JOE ROONEY: Children’s comedy festival takes first steps
You would think it’s easy to play for laughs to a room full of children. Joe Rooney — one of the comics on the bill at this weekend’s Funny Fest, in Dublin’s Temple Bar, which is Ireland’s first comedy festival for children — says this isn’t the case.
“The first time I played a comedy gig for children was in Glasgow, one morning. There were three acts on, and I’ve never seen acts so nervous as they were going on to do a gig for kids. Kids are very honest. They’re not going to laugh at bits that aren’t funny. Some adult audiences might be a bit nice to you, and let you away with things, but kids aren’t going to do that. If they don’t like you, they won’t just sit there, they will say it. They might put their hand up first, and then say, ‘You’re not very funny’,” Rooney says.
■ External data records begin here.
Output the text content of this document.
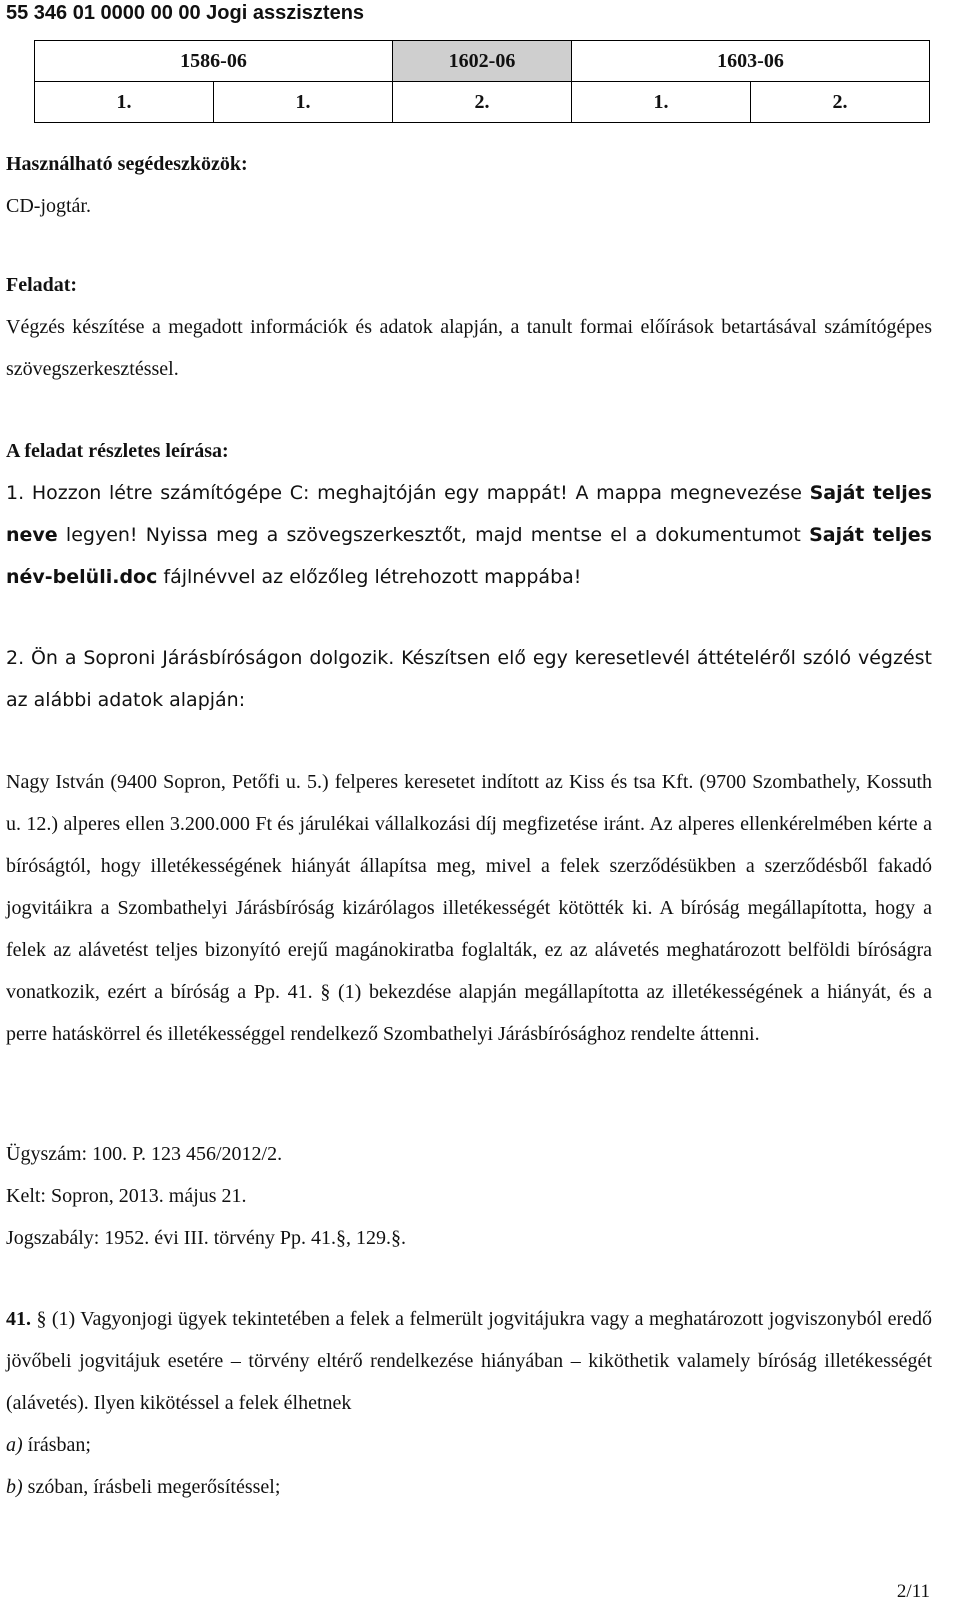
55 346 01 0000 00 00 Jogi asszisztens
1586-06		1602-06	1603-06	
1.	1.	2.	1.	2.

Használható segédeszközök:

CD-jogtár.

Feladat:

Végzés készítése a megadott információk és adatok alapján, a tanult formai előírások betartásával számítógépes szövegszerkesztéssel.

A feladat részletes leírása:

1. Hozzon létre számítógépe C: meghajtóján egy mappát! A mappa megnevezése Saját teljes neve legyen! Nyissa meg a szövegszerkesztőt, majd mentse el a dokumentumot Saját teljes név-belüli.doc fájlnévvel az előzőleg létrehozott mappába!

2. Ön a Soproni Járásbíróságon dolgozik. Készítsen elő egy keresetlevél áttételéről szóló végzést az alábbi adatok alapján:

Nagy István (9400 Sopron, Petőfi u. 5.) felperes keresetet indított az Kiss és tsa Kft. (9700 Szombathely, Kossuth u. 12.) alperes ellen 3.200.000 Ft és járulékai vállalkozási díj megfizetése iránt. Az alperes ellenkérelmében kérte a bíróságtól, hogy illetékességének hiányát állapítsa meg, mivel a felek szerződésükben a szerződésből fakadó jogvitáikra a Szombathelyi Járásbíróság kizárólagos illetékességét kötötték ki. A bíróság megállapította, hogy a felek az alávetést teljes bizonyító erejű magánokiratba foglalták, ez az alávetés meghatározott belföldi bíróságra vonatkozik, ezért a bíróság a Pp. 41. § (1) bekezdése alapján megállapította az illetékességének a hiányát, és a perre hatáskörrel és illetékességgel rendelkező Szombathelyi Járásbírósághoz rendelte áttenni.

Ügyszám: 100. P. 123 456/2012/2.

Kelt: Sopron, 2013. május 21.

Jogszabály: 1952. évi III. törvény Pp. 41.§, 129.§.

41. § (1) Vagyonjogi ügyek tekintetében a felek a felmerült jogvitájukra vagy a meghatározott jogviszonyból eredő jövőbeli jogvitájuk esetére – törvény eltérő rendelkezése hiányában – kiköthetik valamely bíróság illetékességét (alávetés). Ilyen kikötéssel a felek élhetnek

a) írásban;

b) szóban, írásbeli megerősítéssel;

2/11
Rooney distinguishes the types of comedy that suit Funny Fest audiences, who are aged from six upwards, from those that suit adult audiences. “You wouldn’t be doing any irony, but I wouldn’t patronise them either. You’d use music a bit more. It’s more physical, and there’s obviously some subject matter that you wouldn’t be touching on,” he says.
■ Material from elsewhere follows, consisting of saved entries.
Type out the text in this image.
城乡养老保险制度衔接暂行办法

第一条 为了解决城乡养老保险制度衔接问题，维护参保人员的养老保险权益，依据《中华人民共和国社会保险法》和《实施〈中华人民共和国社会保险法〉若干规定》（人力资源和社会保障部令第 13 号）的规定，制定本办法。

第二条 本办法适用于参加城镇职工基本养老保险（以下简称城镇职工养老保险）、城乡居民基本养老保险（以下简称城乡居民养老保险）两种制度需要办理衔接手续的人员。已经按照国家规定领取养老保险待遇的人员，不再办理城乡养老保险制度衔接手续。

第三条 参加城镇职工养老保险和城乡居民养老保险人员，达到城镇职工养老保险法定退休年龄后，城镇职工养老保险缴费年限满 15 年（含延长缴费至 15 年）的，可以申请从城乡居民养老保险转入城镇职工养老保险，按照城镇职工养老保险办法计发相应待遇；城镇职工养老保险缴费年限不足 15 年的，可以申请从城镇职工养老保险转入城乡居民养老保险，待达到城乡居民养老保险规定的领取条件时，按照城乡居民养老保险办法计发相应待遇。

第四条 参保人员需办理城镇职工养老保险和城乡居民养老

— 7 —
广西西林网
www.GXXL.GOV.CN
Rooney, who toured Moscow and St Petersburg recently with David McSavage, says Russians don’t like risqué material about adult themes, such as sex.
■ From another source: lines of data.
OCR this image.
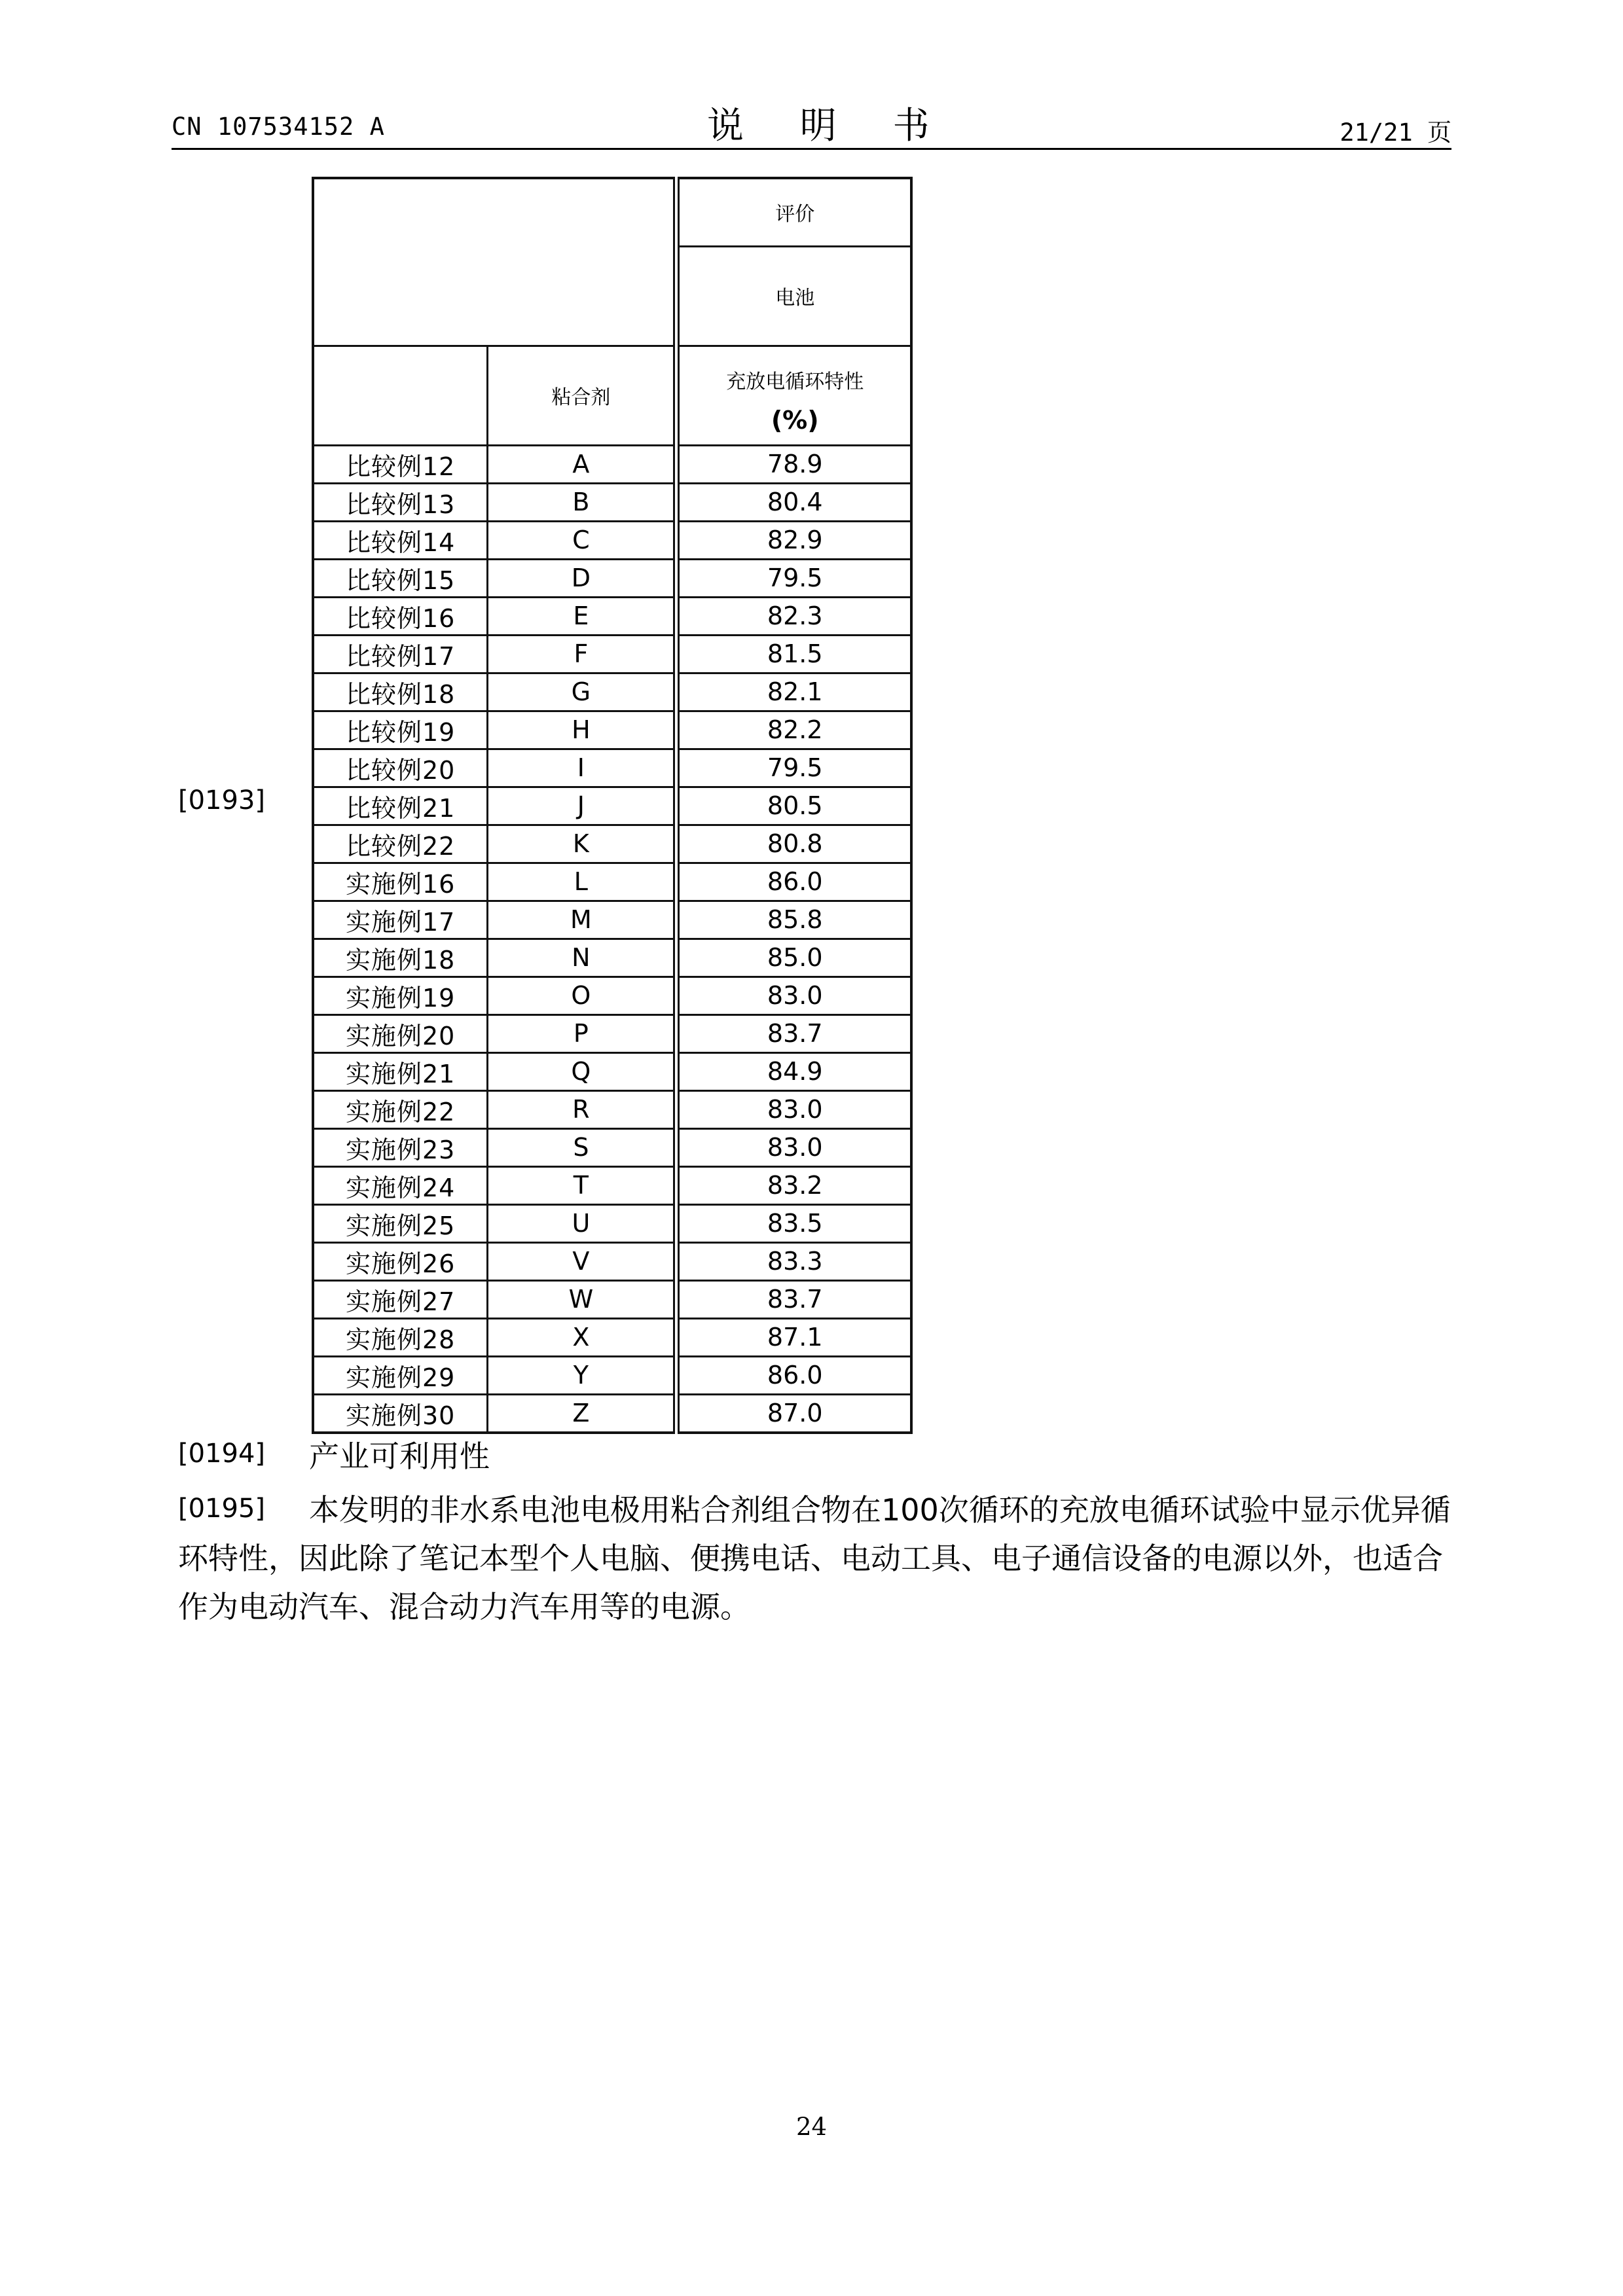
CN 107534152 A	说 明 书	21/21 页
[0193]
		评价
		电池
	粘合剂	充放电循环特性
(%)

比较例12	A	78.9
比较例13	B	80.4
比较例14	C	82.9
比较例15	D	79.5
比较例16	E	82.3
比较例17	F	81.5
比较例18	G	82.1
比较例19	H	82.2
比较例20	I	79.5
比较例21	J	80.5
比较例22	K	80.8
实施例16	L	86.0
实施例17	M	85.8
实施例18	N	85.0
实施例19	O	83.0
实施例20	P	83.7
实施例21	Q	84.9
实施例22	R	83.0
实施例23	S	83.0
实施例24	T	83.2
实施例25	U	83.5
实施例26	V	83.3
实施例27	W	83.7
实施例28	X	87.1
实施例29	Y	86.0
实施例30	Z	87.0
[0194] 产业可利用性
[0195]	本发明的非水系电池电极用粘合剂组合物在100次循环的充放电循环试验中显示优异循环特性，因此除了笔记本型个人电脑、便携电话、电动工具、电子通信设备的电源以外，也适合作为电动汽车、混合动力汽车用等的电源。
24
“They’re very prudish in Russia. They don’t like graphic stuff about sex. There was a fella on before me, and he was going well. Then, he did a bit about sex and it really died. When I went on, I was going really well and then I did my bit about sex and it went only OK.
“Afterwards, I was talking to these three girls and they said, ‘No, we don’t like the sex bits. The fellow before you was really young, a very handsome guy, and you can imagine him doing it, but with you it was OK’.”
He says: “It’s funny what doesn’t work. You know when you’re in a relationship and standards drop, you start weeing in front of each other. You shouldn’t do that when your wife’s brushing her teeth. Afterwards, someone told me that didn’t work, because in Russia the toilet is in a separate room to the bathroom, so you can’t wee in front of somebody.”
Rooney is familiar to television audiences for his role in Father Ted as Father Damo, the rogue who leads Dougal astray, and for several seasons in Killinaskully. He only recently took to the stage, however. Last year, he played alongside Omid Djalili in the stage adaptation of The Shawshank Redemption. The play ran at the Edinburgh Festival Fringe. Rooney’s part demanded a rather dramatic entrance onstage. “My character has to come onstage in my underwear, and that’s taken off, and he’s showered and fumigated, and then put into prison clothes. It was my first time on stage, doing a play, and I had to be in the nip for my first scene. It wasn’t actually that bad, doing it in the play. What was really nerve-racking was doing it — if you’ll forgive the pun — in dress rehearsal in front of 15 people in a gym in London.”